Action	Returns	Triggers
`.show()`	Nothing (prints)	Computes and prints top rows
`.collect()`	`list[Row]`	Pulls all data to driver
`.count()`	`int`	Full scan to count rows
`.write`	Nothing (writes)	Computes and writes to storage
`.toPandas()`	`pd.DataFrame`	Collects all data to driver as Pandas
`.first()`	`Row`	Returns first row

The #1 Mistake

Calling .collect() or .toPandas() on a large DataFrame pulls the entire dataset to a single machine. This defeats the purpose of Spark and will OOM your driver. Only collect small, aggregated results.

Section 03

Environment & Setup

Locally, PySpark runs on a single machine with a simulated cluster.
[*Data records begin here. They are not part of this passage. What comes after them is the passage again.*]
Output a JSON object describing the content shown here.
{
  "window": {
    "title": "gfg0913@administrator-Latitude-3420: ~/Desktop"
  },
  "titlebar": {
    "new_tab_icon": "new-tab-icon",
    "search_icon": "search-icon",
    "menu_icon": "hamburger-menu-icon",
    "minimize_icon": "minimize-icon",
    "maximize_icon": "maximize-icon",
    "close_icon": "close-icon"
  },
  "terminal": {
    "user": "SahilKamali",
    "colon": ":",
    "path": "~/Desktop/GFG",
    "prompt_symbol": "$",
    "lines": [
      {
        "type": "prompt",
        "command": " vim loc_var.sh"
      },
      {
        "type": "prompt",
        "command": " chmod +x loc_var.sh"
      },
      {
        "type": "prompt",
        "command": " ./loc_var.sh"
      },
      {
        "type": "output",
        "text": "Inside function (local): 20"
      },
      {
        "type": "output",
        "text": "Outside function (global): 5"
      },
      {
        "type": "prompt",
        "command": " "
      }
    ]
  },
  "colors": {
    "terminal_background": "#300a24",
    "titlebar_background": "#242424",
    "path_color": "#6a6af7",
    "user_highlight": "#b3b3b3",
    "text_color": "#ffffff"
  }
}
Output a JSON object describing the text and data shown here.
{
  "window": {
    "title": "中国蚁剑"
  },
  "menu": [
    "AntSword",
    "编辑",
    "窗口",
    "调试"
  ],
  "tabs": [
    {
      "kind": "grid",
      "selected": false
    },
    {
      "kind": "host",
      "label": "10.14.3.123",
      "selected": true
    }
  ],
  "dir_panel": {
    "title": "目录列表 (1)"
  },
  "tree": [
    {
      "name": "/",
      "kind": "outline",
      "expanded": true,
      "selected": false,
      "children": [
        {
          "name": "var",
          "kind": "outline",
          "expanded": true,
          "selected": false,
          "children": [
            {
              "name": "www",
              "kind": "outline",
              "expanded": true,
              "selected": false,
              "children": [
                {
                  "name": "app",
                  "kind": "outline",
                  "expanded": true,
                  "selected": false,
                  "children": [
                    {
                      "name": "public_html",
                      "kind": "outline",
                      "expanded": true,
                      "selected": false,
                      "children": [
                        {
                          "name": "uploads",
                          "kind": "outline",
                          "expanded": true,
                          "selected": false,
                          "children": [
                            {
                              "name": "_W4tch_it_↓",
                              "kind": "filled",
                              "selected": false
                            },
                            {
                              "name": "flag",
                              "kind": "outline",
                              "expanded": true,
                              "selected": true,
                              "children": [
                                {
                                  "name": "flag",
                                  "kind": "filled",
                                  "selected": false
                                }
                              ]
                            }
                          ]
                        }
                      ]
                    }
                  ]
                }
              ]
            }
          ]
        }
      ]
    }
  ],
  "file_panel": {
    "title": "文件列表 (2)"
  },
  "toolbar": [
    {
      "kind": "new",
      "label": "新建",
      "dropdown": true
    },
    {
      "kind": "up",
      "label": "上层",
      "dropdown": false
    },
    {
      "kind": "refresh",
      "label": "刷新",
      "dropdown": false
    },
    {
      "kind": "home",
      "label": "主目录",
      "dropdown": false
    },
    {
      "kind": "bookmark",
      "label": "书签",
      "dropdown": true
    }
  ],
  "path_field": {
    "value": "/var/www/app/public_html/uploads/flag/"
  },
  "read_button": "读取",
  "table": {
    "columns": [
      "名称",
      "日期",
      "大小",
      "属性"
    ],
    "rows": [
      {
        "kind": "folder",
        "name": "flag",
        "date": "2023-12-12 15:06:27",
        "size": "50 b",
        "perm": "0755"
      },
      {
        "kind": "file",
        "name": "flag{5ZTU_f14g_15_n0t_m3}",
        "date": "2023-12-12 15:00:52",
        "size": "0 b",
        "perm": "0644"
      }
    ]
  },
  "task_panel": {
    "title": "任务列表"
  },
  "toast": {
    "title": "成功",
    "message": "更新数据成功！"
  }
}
In production, it runs on a cluster manager — YARN, Kubernetes, or Databricks. The API is identical in both cases.

# Install PySpark
pip install pyspark

# Or with Databricks (most common production env)
pip install databricks-connect

SparkSession

Every Spark program begins by creating a SparkSession. This is your entry point — equivalent to import pandas as pd but with configuration.

from pyspark.sql import SparkSession

spark = SparkSession.builder \
    .appName("my_batch_job") \
    .config("spark.sql.shuffle.partitions", "200") \
    .config("spark.driver.memory", "4g") \
    .getOrCreate()

Databricks Note

In Databricks, spark is pre-initialized. You never create your own SparkSession. Just start using spark.read and spark.sql() directly.

The Execution Model

Driver

Your Code

→

Catalyst

Optimize Plan

→

Tungsten

Generate Code

→

Executors

Run in Parallel

The driver is a single JVM process that builds your logical plan. Catalyst optimizes it. Tungsten compiles it to JVM bytecode. Executors run that bytecode across partitions in parallel. Your Python code never touches the actual data unless you use a UDF.